Table 3. Relative reduction of each indicator of MP-SAX-STM compared with STM of Set #2.

Indicators	1/2	2/3	3/4	4/5
MAE	23.71%	24.48%	22.28%	21.74%
RMSE	22.35%	22.32%	23.20%	21.78%
MAPE	25.21%	25.13%	22.50%	22.63%
MASE	23.71%	24.48%	22.28%	21.74%

and

Table 4. Relative reduction of each indicator of MP-SAX-STM compared with STM of Set #4.

Indicators	1/2	2/3	3/4	4/5
MAE	9.30%	13.69%	13.51%	16.70%
RMSE	8.65%	11.38%	11.49%	12.36%
MAPE	8.67%	13.45%	12.82%	13.30%
MASE	9.30%	13.69%	13.51%	16.70%

, respectively.

As shown in Table 3 and Table 4, there was little difference among the relative change of each indicator under the same length. For Set #2, there was little difference in the change of the same indicator under different lengths, while, for Set #4, the variation under same indicator and different lengths increased approximately with the increase of length. Therefore, the prediction results of STM can be effectively improved by improving the accuracy of the similarity measurement of traditional STM. Moreover, in the case of only using monitoring data, MP-SAX-STM can also achieve life prediction, and the prediction results were better than the traditional STM. Besides, for Set #4, the improvement effect of MP-SAX-STM was also approximately enhanced with the increase of the know data length. To further illustrate the life prediction results of the MP-SAX-STM and STM, one set was randomly selected from the 30 sets of life cycle data from Set #2 and Set #4 to predict the remaining useful life (RUL) under different lengths as shown in Figure 10 respectively. And the RUL error was shown in Figure 11.

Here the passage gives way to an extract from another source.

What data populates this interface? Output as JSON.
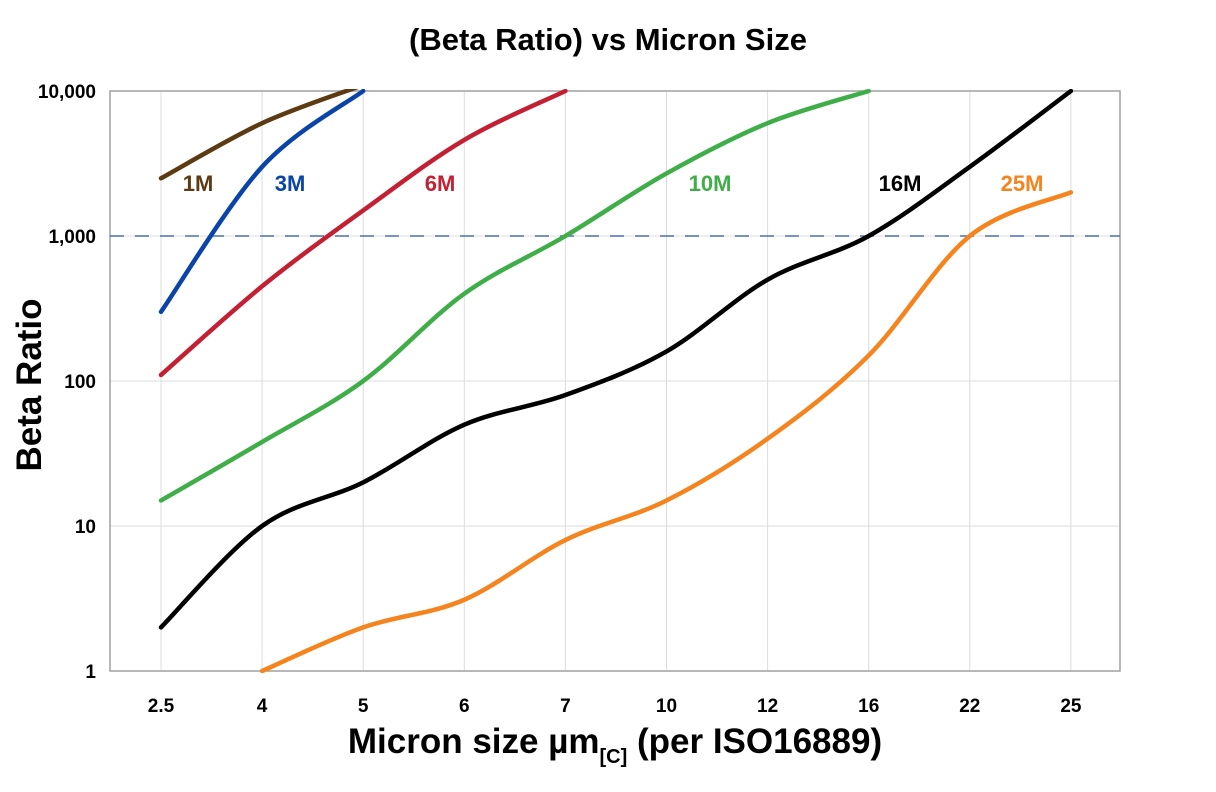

Compared with STM, as shown in Figure 10, both the MP-SAX-STM RUL prediction results of Set #2 and Set #4 were closer to the actual RUL. Therefore, under multiple operating conditions, the life prediction can be effectively realized by MP-SAX-STM even if the degradation model was not extracted and only the monitoring data which was sensitive to the operating condition was used. In addition, as shown in Figure 11, for Set #2, the RUL error of MP-SAX-STM fluctuated around 0, while the error of STM was much less than 0 and gradually approached 0. For Set #4, although the overall trend of the error of MP-SAX-STM passed through 0, the error of STM was always greater than 0. Therefore, for the life prediction problem under multiple operating conditions, MP-SAX-STM can improve the prediction accuracy compared with STM.

Altogether, the prediction result of STM can be effectively improved by improving the similarity measurement accuracy of STM. In addition, in the scenario of multiple operating conditions, MP-SAX-STM can effectively solve the life prediction problem that the degradation model of monitoring data cannot be accurately obtained, and effectively realized the life prediction.

6. Conclusions

This paper proposes an improved STM based on the morphological pattern and symbolic aggregate approximation-based similarity measurement method, which can directly and effectively use the original monitoring data for life prediction without extracting the degradation trend of the monitoring data. According to the characteristics that the equipment performance degradation is reflected in the trend change of monitoring data, while the changes of operating conditions and environment are reflected in the detail change of monitoring data, the MP-SAX is first used to measure the similarity between the monitoring data under multiple operating conditions. Then, the similar life candidate set and corresponding weight are obtained according to the MP-SAX. Finally, the life prediction results of equipment under multiple operating conditions can be calculated by aggregating the similar life candidate set. Through the analysis and verification of public datasets of the turbofan engine from the NASA Ames Prognostics Data Repository, it is proved that the proposed method can achieve life prediction only using original monitoring data without extracting degradation trend of monitoring data. In addition, the prediction result of STM can be effectively improved by improving the similarity measurement accuracy of STM.

Although some important techniques associated with the proposed method have been investigated in this paper, the STM can only obtain the prediction point of life and do not consider the uncertainty in the prediction.